Question

One end of a string of length $L$ is tied to the ceiling of a lift accelerating upwards with an acceleration $2g$. The other end of the string is free. The linear mass density of the string varies linearly from $0$ to $\lambda$ from bottom to top.

• A. The velocity of the wave in the string will be $0$.
• B. The acceleration of the wave on the string will be $3g/4$ every where.
• C. The time taken by a pulse to reach from bottom to top will be $\sqrt{8L/3g}.$
• D. The time taken by a pulse to reach from bottom to top will be $\sqrt{4L/3g}.$

Answer 1

Answer: (B), (C)

The acceleration of the wave on the string will be $3g/4$ every where.
The time taken by a pulse to reach from bottom to top will be $\sqrt{8L/3g}.$

The acceleration of string in ground frame will be $3g$. Now, draw fbd of piece of string that is $x$ units long from the bottom. Let tension at this distance be $T$.

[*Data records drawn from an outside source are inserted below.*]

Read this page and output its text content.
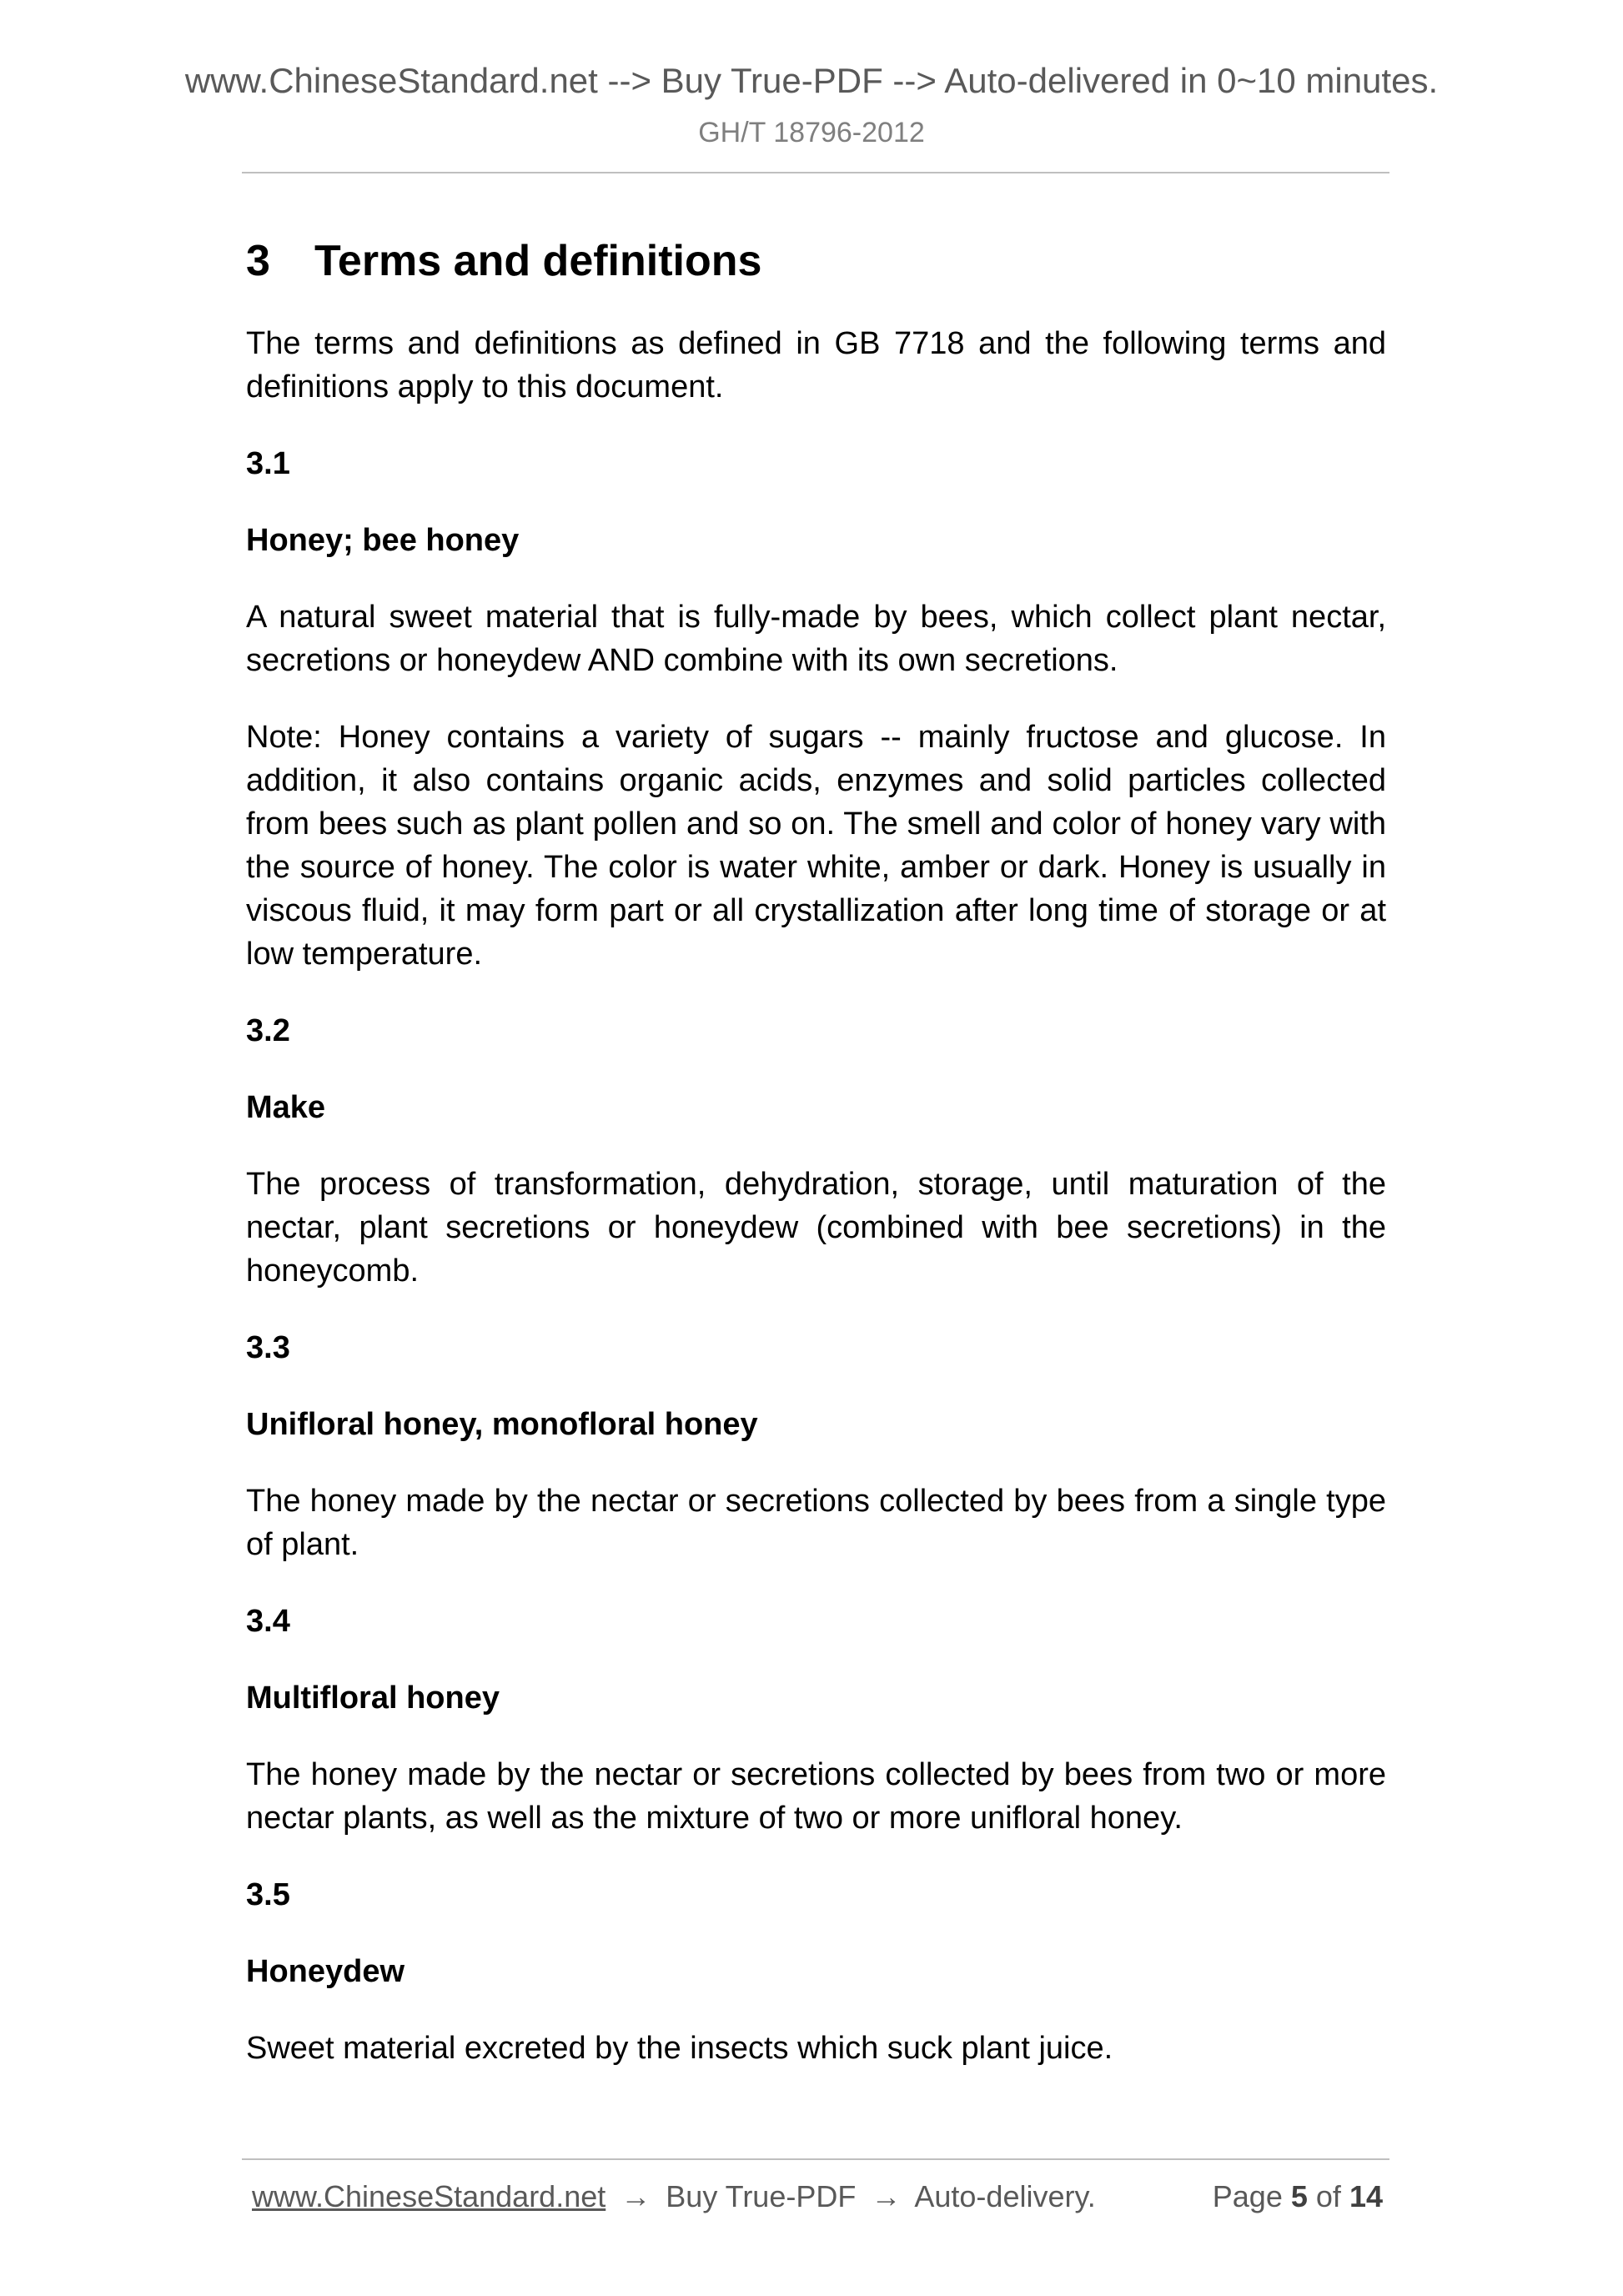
www.ChineseStandard.net --> Buy True-PDF --> Auto-delivered in 0~10 minutes.
GH/T 18796-2012
3 Terms and definitions

The terms and definitions as defined in GB 7718 and the following terms and definitions apply to this document.

3.1
Honey; bee honey

A natural sweet material that is fully-made by bees, which collect plant nectar, secretions or honeydew AND combine with its own secretions.

Note: Honey contains a variety of sugars -- mainly fructose and glucose. In addition, it also contains organic acids, enzymes and solid particles collected from bees such as plant pollen and so on. The smell and color of honey vary with the source of honey. The color is water white, amber or dark. Honey is usually in viscous fluid, it may form part or all crystallization after long time of storage or at low temperature.

3.2
Make

The process of transformation, dehydration, storage, until maturation of the nectar, plant secretions or honeydew (combined with bee secretions) in the honeycomb.

3.3
Unifloral honey, monofloral honey

The honey made by the nectar or secretions collected by bees from a single type of plant.

3.4
Multifloral honey

The honey made by the nectar or secretions collected by bees from two or more nectar plants, as well as the mixture of two or more unifloral honey.

3.5
Honeydew

Sweet material excreted by the insects which suck plant juice.

www.ChineseStandard.net → Buy True-PDF → Auto-delivery.	Page 5 of 14
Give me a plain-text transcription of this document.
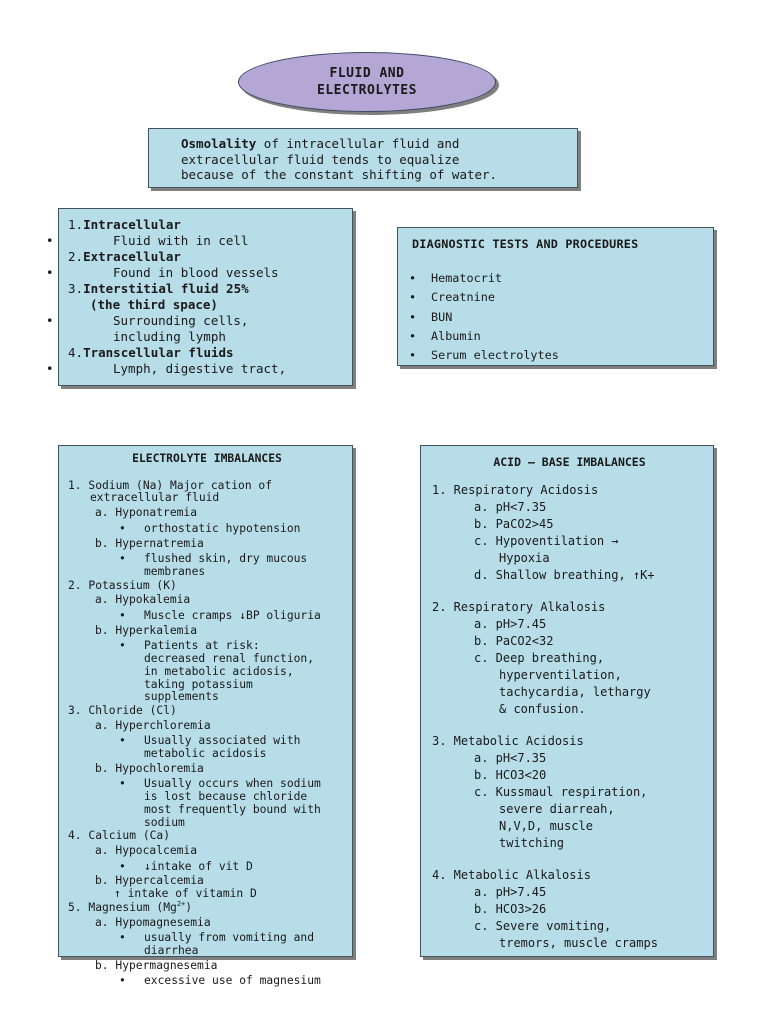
FLUID AND
ELECTROLYTES
Osmolality of intracellular fluid and
extracellular fluid tends to equalize
because of the constant shifting of water.
1.Intracellular
• Fluid with in cell
2.Extracellular
• Found in blood vessels
3.Interstitial fluid 25%
(the third space)
• Surrounding cells,
including lymph
4.Transcellular fluids
• Lymph, digestive tract,
DIAGNOSTIC TESTS AND PROCEDURES
• Hematocrit
• Creatnine
• BUN
• Albumin
• Serum electrolytes
ELECTROLYTE IMBALANCES
1. Sodium (Na) Major cation of
extracellular fluid
a. Hyponatremia
• orthostatic hypotension
b. Hypernatremia
• flushed skin, dry mucous
membranes
2. Potassium (K)
a. Hypokalemia
• Muscle cramps ↓BP oliguria
b. Hyperkalemia
• Patients at risk:
decreased renal function,
in metabolic acidosis,
taking potassium
supplements
3. Chloride (Cl)
a. Hyperchloremia
• Usually associated with
metabolic acidosis
b. Hypochloremia
• Usually occurs when sodium
is lost because chloride
most frequently bound with
sodium
4. Calcium (Ca)
a. Hypocalcemia
• ↓intake of vit D
b. Hypercalcemia
↑ intake of vitamin D
5. Magnesium $(Mg^{2+})$
a. Hypomagnesemia
• usually from vomiting and
diarrhea
b. Hypermagnesemia
• excessive use of magnesium
ACID – BASE IMBALANCES
1. Respiratory Acidosis
a. pH<7.35
b. PaCO2>45
c. Hypoventilation →
Hypoxia
d. Shallow breathing, ↑K+
2. Respiratory Alkalosis
a. pH>7.45
b. PaCO2<32
c. Deep breathing,
hyperventilation,
tachycardia, lethargy
& confusion.
3. Metabolic Acidosis
a. pH<7.35
b. HCO3<20
c. Kussmaul respiration,
severe diarreah,
N,V,D, muscle
twitching
4. Metabolic Alkalosis
a. pH>7.45
b. HCO3>26
c. Severe vomiting,
tremors, muscle cramps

$T-\left({\int }_0^x\frac{\lambda x}{L}dx\right)g=\left({\int }_0^x\frac{\lambda x}{L}dx\right)\left(2g\right)$

$T=\frac{3\lambda x^2}{2L}g$

Now, speed of wave in a string is,

$v=\sqrt{\frac{T}{\mu }}=\sqrt{\frac{\frac{3\lambda x^2}{2L}g}{\frac{\lambda x}{L}}}=\sqrt{\frac{3}{2}gx}$

Also, $a=\frac{dv}{dt}=v\frac{dv}{dx}=\frac{3g}{4}$

This is the acceleration of wave relative to the string.

Now, by $L=ut+\frac{1}{2}a{t}^2$, we get $t=\sqrt{\frac{8L}{3g}}$.